Все это время агентством был Костя. Я должна была догадаться – хотя бы по этому его “мы”. Я начинаю вспоминать, сколько знакомого было в любой реплике. Но я даже внимания не обращала. Тоже мне Шерлок Холмс.
– Кому может быть ценна уборщица?
– Кому может быть ценен друг?
– Ты обо мне?
– О ком еще?
– Тогда не друг. Подруга. Я женщина, поэтому надо говорить “подруга”.
– Да как скажешь. Ты одно пойми, Лиза. Для таких, как мы…
Удержаться сложно:
– “Мы” – это ты и ты?
– “Мы” – это все мы, – терпеливо поправляет Костя. – Для таких людей, как мы, очень важно держаться вместе. Объединяться. Мы вообще-то слабаки все, давай признаем это. Но многое можем вместе, понимаешь? Мы способны скомпенсировать слабости друг друга. И делаем это гораздо более эффективно, зная, что и нашу спину кто-то прикроет.
– Но почему было сразу не сказать мне?
– Мы как-то привыкли никому ничего не рассказывать.
– “Мы” – это все вы?
– Нет, “мы” – это мы и…
– Я поняла.
– И к тому же мы думали, ты догадаешься. Ты же умная.

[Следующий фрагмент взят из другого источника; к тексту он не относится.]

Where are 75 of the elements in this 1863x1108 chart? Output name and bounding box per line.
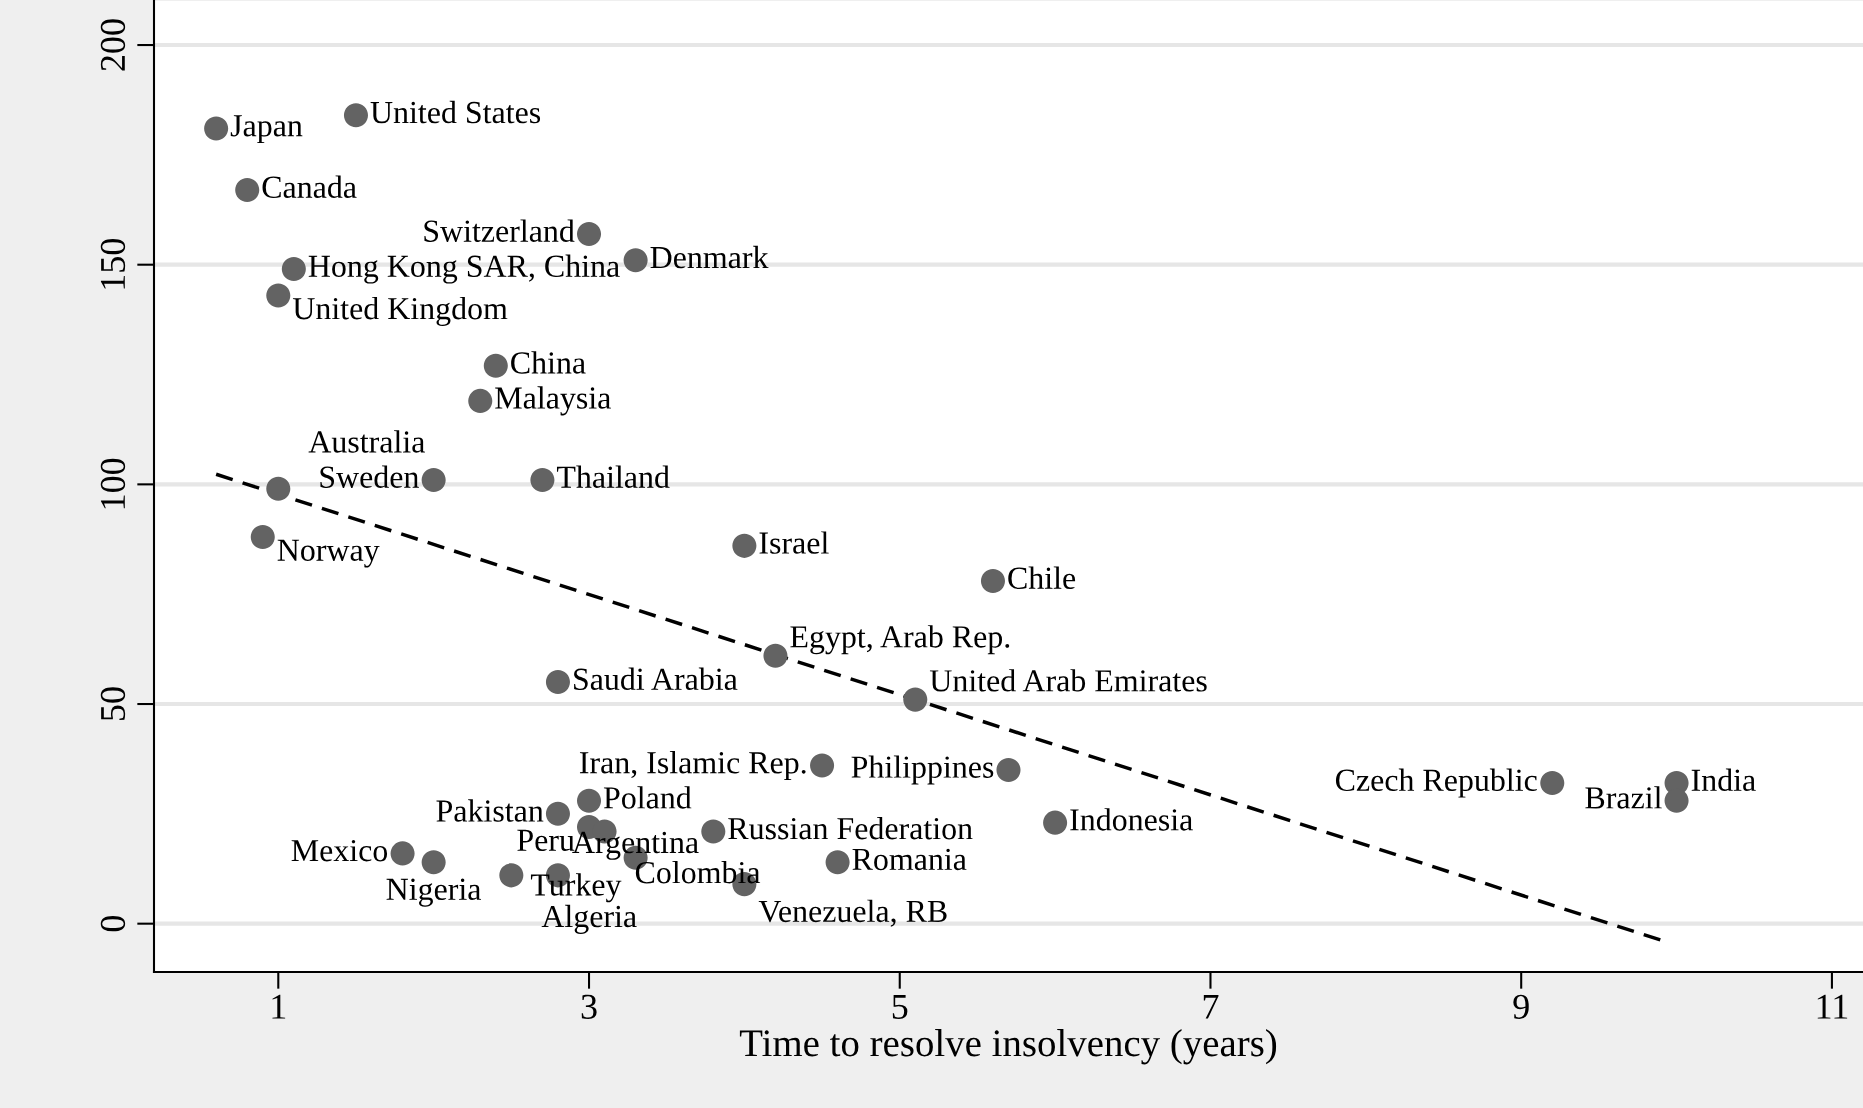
annotation: Denmark [650,245,769,269]
point [576,221,602,246]
x-tick-label: 7 [1203,994,1219,1019]
annotation: Algeria [541,904,637,934]
annotation: Australia [308,430,425,453]
point [266,476,291,501]
annotation: Chile [1008,566,1076,589]
point [281,257,306,282]
point [980,568,1005,594]
x-axis-title: Time to resolve insolvency (years) [739,1029,1277,1065]
point [545,801,570,826]
point [468,388,493,413]
y-tick-label: 200 [100,19,126,71]
x-tick-label: 1 [272,994,286,1019]
annotation: United Arab Emirates [929,669,1207,692]
point [810,753,835,778]
annotation: Indonesia [1070,808,1193,831]
point [701,819,726,844]
y-tick-label: 0 [100,916,126,932]
annotation: Malaysia [495,386,611,416]
annotation: India [1691,768,1756,792]
point [545,670,570,695]
annotation: Iran, Islamic Rep. [579,751,806,781]
annotation: Switzerland [424,219,575,242]
x-tick-label: 5 [892,994,908,1019]
point [235,177,260,203]
point [204,116,229,141]
annotation: Norway [277,539,380,568]
annotation: Nigeria [386,878,481,907]
annotation: Canada [262,175,357,199]
point [390,841,415,866]
point [903,687,928,712]
x-tick-label: 9 [1513,994,1529,1019]
point [1043,810,1068,835]
annotation: Russian Federation [728,816,973,840]
annotation: Israel [759,531,829,554]
annotation: Turkey [530,873,622,903]
annotation: Colombia [635,860,761,884]
annotation: Egypt, Arab Rep. [790,625,1010,655]
annotation: Japan [230,115,303,143]
point [732,533,757,558]
annotation: Romania [852,848,967,871]
annotation: Pakistan [436,799,544,822]
point [825,850,850,875]
x-tick-label: 3 [581,994,597,1019]
annotation: Mexico [291,839,388,862]
annotation: Brazil [1585,786,1662,809]
annotation: Philippines [851,755,994,785]
annotation: China [511,351,586,374]
point [421,467,446,492]
point [763,643,788,668]
annotation: Thailand [556,465,670,488]
point [1540,771,1565,796]
annotation: Czech Republic [1335,768,1537,798]
point [996,757,1021,782]
point [421,850,446,875]
point [623,248,648,273]
point [499,863,524,888]
point [530,467,555,492]
annotation: Poland [603,786,692,809]
annotation: Hong Kong SAR, China [308,254,620,284]
y-tick-label: 50 [100,687,126,720]
x-tick-label: 11 [1817,994,1848,1019]
annotation: Saudi Arabia [574,667,738,691]
point [250,525,275,550]
point [483,353,508,378]
point [343,103,368,128]
y-tick-label: 150 [100,238,126,289]
point [576,788,602,813]
y-tick-label: 100 [100,458,126,509]
annotation: Venezuela, RB [758,899,947,927]
annotation: United States [370,100,541,124]
point [266,283,291,308]
annotation: Sweden [320,465,419,488]
annotation: United Kingdom [292,296,508,326]
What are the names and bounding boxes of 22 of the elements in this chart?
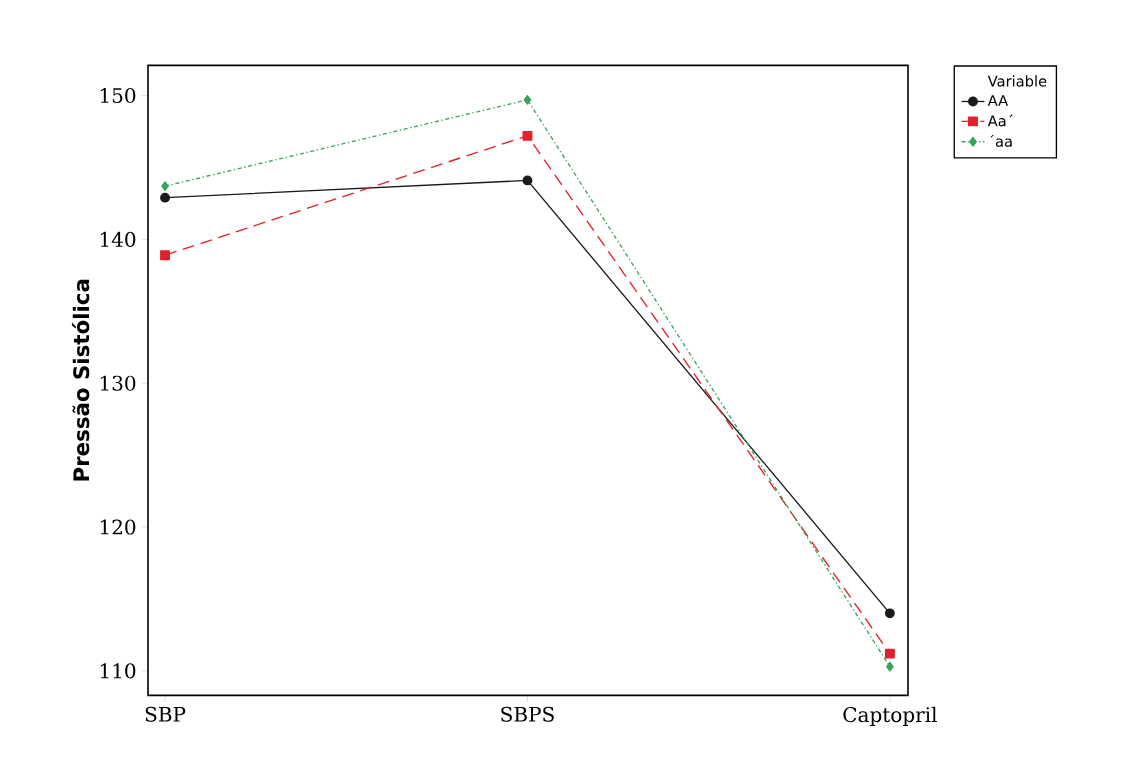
- legend-label: AA: [987, 94, 1009, 106]
- point: [884, 608, 895, 619]
- point: [884, 648, 895, 659]
- y-tick-label: 120: [100, 519, 136, 535]
- point: [886, 661, 894, 672]
- y-tick-label: 110: [100, 663, 136, 679]
- y-tick-label: 130: [100, 375, 136, 391]
- x-tick-label: SBP: [145, 706, 186, 722]
- x-tick-label: Captopril: [843, 706, 937, 726]
- x-tick-label: SBPS: [501, 706, 554, 722]
- y-tick-label: 150: [100, 87, 136, 103]
- point: [523, 94, 532, 105]
- y-axis-title: Pressão Sistólica: [71, 279, 90, 481]
- y-tick-label: 140: [100, 231, 136, 247]
- legend-label: ´aa: [990, 134, 1012, 147]
- point: [160, 192, 170, 203]
- point: [522, 175, 533, 186]
- point: [160, 250, 170, 260]
- legend-title: Variable: [987, 75, 1047, 87]
- point: [522, 130, 533, 141]
- legend-label: Aa´: [987, 114, 1013, 127]
- point: [161, 181, 169, 191]
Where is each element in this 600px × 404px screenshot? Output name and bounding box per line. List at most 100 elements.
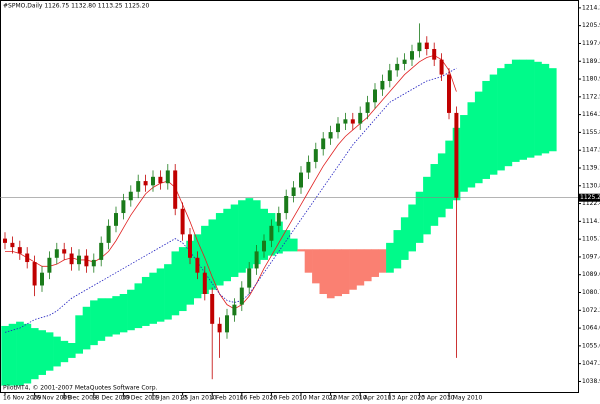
candle-body: [106, 225, 111, 243]
candle-body: [47, 257, 52, 273]
x-tick-label: 4 Feb 2010: [210, 395, 244, 402]
cloud-segment: [297, 249, 305, 252]
cloud-segment: [38, 330, 46, 375]
cloud-segment: [497, 68, 505, 171]
cloud-segment: [378, 249, 387, 273]
cloud-segment: [415, 191, 424, 243]
candle-body: [210, 294, 215, 324]
cloud-segment: [164, 264, 172, 320]
candle-body: [343, 119, 348, 124]
candle-body: [454, 112, 459, 198]
candle-body: [239, 287, 244, 305]
x-tick-label: 25 Jan 2010: [181, 395, 217, 402]
chart-title: #SPMO,Daily 1126.75 1132.80 1113.25 1125…: [3, 3, 150, 10]
cloud-segment: [393, 230, 402, 269]
cloud-segment: [356, 249, 365, 286]
y-tick-label: 1130.80: [582, 182, 600, 189]
candle-body: [225, 315, 229, 333]
cloud-segment: [349, 249, 357, 290]
candle-body: [232, 304, 237, 316]
cloud-segment: [8, 323, 17, 386]
cloud-segment: [186, 240, 194, 305]
y-tick-label: 1055.65: [582, 342, 600, 349]
candle-body: [202, 272, 207, 294]
cloud-segment: [289, 238, 298, 252]
x-tick-label: 1 Apr 2010: [358, 395, 391, 402]
candle-body: [151, 176, 155, 186]
x-tick-label: 16 Feb 2010: [240, 395, 278, 402]
y-tick-label: 1180.90: [582, 76, 600, 83]
candle-body: [276, 213, 281, 226]
y-tick-label: 1172.55: [582, 93, 600, 100]
cloud-segment: [97, 298, 106, 341]
candle-body: [188, 234, 192, 258]
candle-body: [180, 208, 185, 235]
cloud-segment: [534, 61, 542, 156]
cloud-segment: [423, 176, 431, 235]
cloud-segment: [23, 323, 32, 384]
cloud-segment: [201, 225, 209, 294]
cloud-segment: [252, 200, 261, 265]
cloud-segment: [371, 249, 379, 277]
candle-body: [165, 170, 170, 184]
candle-body: [195, 257, 200, 273]
cloud-segment: [141, 276, 150, 326]
candle-body: [262, 240, 266, 252]
candle-body: [410, 51, 414, 60]
cloud-segment: [437, 153, 446, 218]
cloud-segment: [363, 249, 372, 282]
candle-body: [158, 176, 163, 184]
candle-body: [395, 63, 400, 71]
candle-body: [380, 80, 385, 90]
cloud-segment: [504, 63, 513, 167]
cloud-segment: [482, 80, 490, 179]
candle-body: [350, 119, 355, 124]
cloud-segment: [386, 242, 394, 273]
cloud-segment: [104, 298, 113, 337]
candle-body: [299, 172, 303, 188]
y-tick-label: 1189.25: [582, 58, 600, 65]
candle-body: [173, 170, 178, 209]
candle-body: [32, 262, 37, 286]
cloud-segment: [312, 249, 320, 284]
x-tick-label: 26 Feb 2010: [269, 395, 307, 402]
cloud-segment: [134, 283, 143, 329]
cloud-segment: [171, 251, 180, 316]
y-tick-label: 1214.30: [582, 4, 600, 11]
cloud-segment: [82, 306, 91, 350]
candle-body: [402, 59, 407, 64]
cloud-segment: [16, 321, 24, 386]
candle-body: [254, 251, 259, 269]
cloud-segment: [127, 289, 135, 331]
cloud-segment: [156, 268, 165, 322]
price-label: 1125.20: [580, 194, 600, 201]
cloud-segment: [215, 213, 224, 286]
cloud-segment: [275, 221, 283, 254]
candle-body: [77, 255, 81, 265]
candle-body: [321, 138, 326, 150]
cloud-segment: [326, 249, 335, 299]
cloud-segment: [60, 340, 69, 363]
candle-body: [247, 268, 252, 288]
candle-body: [291, 187, 296, 196]
cloud-segment: [53, 336, 61, 367]
cloud-segment: [319, 249, 328, 294]
y-tick-label: 1105.75: [582, 236, 600, 243]
y-tick-label: 1089.05: [582, 271, 600, 278]
candle-body: [432, 49, 437, 60]
y-tick-label: 1064.00: [582, 325, 600, 332]
candle-body: [269, 225, 274, 241]
cloud-segment: [526, 59, 535, 158]
cloud-segment: [467, 102, 476, 188]
candle-body: [99, 242, 104, 260]
candle-body: [69, 253, 74, 265]
candle-body: [424, 42, 429, 49]
cloud-segment: [112, 296, 120, 335]
x-tick-label: 18 Dec 2009: [92, 395, 131, 402]
cloud-segment: [67, 343, 76, 358]
candle-body: [84, 255, 89, 267]
cloud-segment: [474, 91, 483, 184]
candle-body: [136, 181, 141, 192]
cloud-segment: [400, 217, 409, 260]
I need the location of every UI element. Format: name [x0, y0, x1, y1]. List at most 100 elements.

– Ага. Умная. Обвели меня вокруг пальца. Каждый шаг контролировали.
– Мы не вмешивались в твою работу, – качает головой Костя. – Только извращенцев старались отсеивать. Как обычное нормальное агентство. В рамках договора. Ты же подписала договор, помнишь?
– Помню. В общем, я считаю…
– Что нужно это прекращать?
– Нет. Я считаю, нам надо расширяться.
– Нам?
– Нам.
– Приятно слышать. Но мы не можем с тобой согласиться. Мы решили иначе. Мы закрываем агентство. Хорошо бы теперь подумать о чем-то посерьезнее уборки.